Thursday, May 26, 2011

Branding and Socialism

Our community's entrepreneurship committee is working on a project to help local artist's sell their wares. We have been working on a way to help them market their products by combining efforts. Here are some relevant issues:

 - Artist co-ops rarely work. Asking predominantly right-brained people
   to agree on marketing could be difficult.
 - Artists can't imagine that their products are unwanted by consumers.
   Who will tell them and hurt their feelings? The other artists?
 - How can you keep the brand consistent? Various types of art may not
   be compatible within the same brand. Example: will you sell children's
   lullaby collection books alongside pornographic works?

The Animal Farm model is difficult and usually breaks down.

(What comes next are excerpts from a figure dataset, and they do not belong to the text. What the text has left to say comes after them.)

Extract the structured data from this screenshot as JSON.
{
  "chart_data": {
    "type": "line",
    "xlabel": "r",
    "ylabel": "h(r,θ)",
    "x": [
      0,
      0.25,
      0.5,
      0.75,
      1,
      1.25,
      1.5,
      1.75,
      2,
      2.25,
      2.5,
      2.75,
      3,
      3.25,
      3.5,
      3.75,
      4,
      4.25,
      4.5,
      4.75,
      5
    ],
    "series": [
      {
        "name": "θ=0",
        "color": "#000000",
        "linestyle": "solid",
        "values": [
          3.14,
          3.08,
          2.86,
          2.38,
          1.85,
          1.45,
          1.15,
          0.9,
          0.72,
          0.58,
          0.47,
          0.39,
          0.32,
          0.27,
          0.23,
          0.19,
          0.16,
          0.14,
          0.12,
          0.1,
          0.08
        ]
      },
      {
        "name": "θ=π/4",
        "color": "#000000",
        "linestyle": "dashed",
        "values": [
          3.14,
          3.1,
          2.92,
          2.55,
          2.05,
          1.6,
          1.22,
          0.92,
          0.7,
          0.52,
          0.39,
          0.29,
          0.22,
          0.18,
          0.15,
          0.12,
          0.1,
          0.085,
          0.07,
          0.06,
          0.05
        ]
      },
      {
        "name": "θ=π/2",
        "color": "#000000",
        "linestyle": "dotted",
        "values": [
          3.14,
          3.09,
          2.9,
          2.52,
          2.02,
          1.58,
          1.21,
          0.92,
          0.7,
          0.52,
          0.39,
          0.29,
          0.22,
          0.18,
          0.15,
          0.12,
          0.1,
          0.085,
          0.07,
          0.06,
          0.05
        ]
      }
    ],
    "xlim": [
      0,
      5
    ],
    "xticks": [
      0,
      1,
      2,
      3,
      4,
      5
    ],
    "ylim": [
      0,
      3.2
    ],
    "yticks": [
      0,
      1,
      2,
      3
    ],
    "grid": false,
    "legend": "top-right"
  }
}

The way to succeed is not to sell things that artists want to sell, but to sell things that people want to buy.

The best method is for an independent team to establish a firm, create a brand, then source products from the artists, and sell them. This is the Henry and David model. Pottery Barn would never tell everyone that they can sell anything they want through their store channels. Pottery Barn has buyers, who are expert at understanding consumer wants and buying behaviors, procure what they know will sell.

We plan also to form a "farm club," a group of students and artist hopefuls who can sell their wares through a separate brand as they learn how to respond to customer tastes. That way we respond to the need to help people become self-employed artists without diluting the exclusive brand.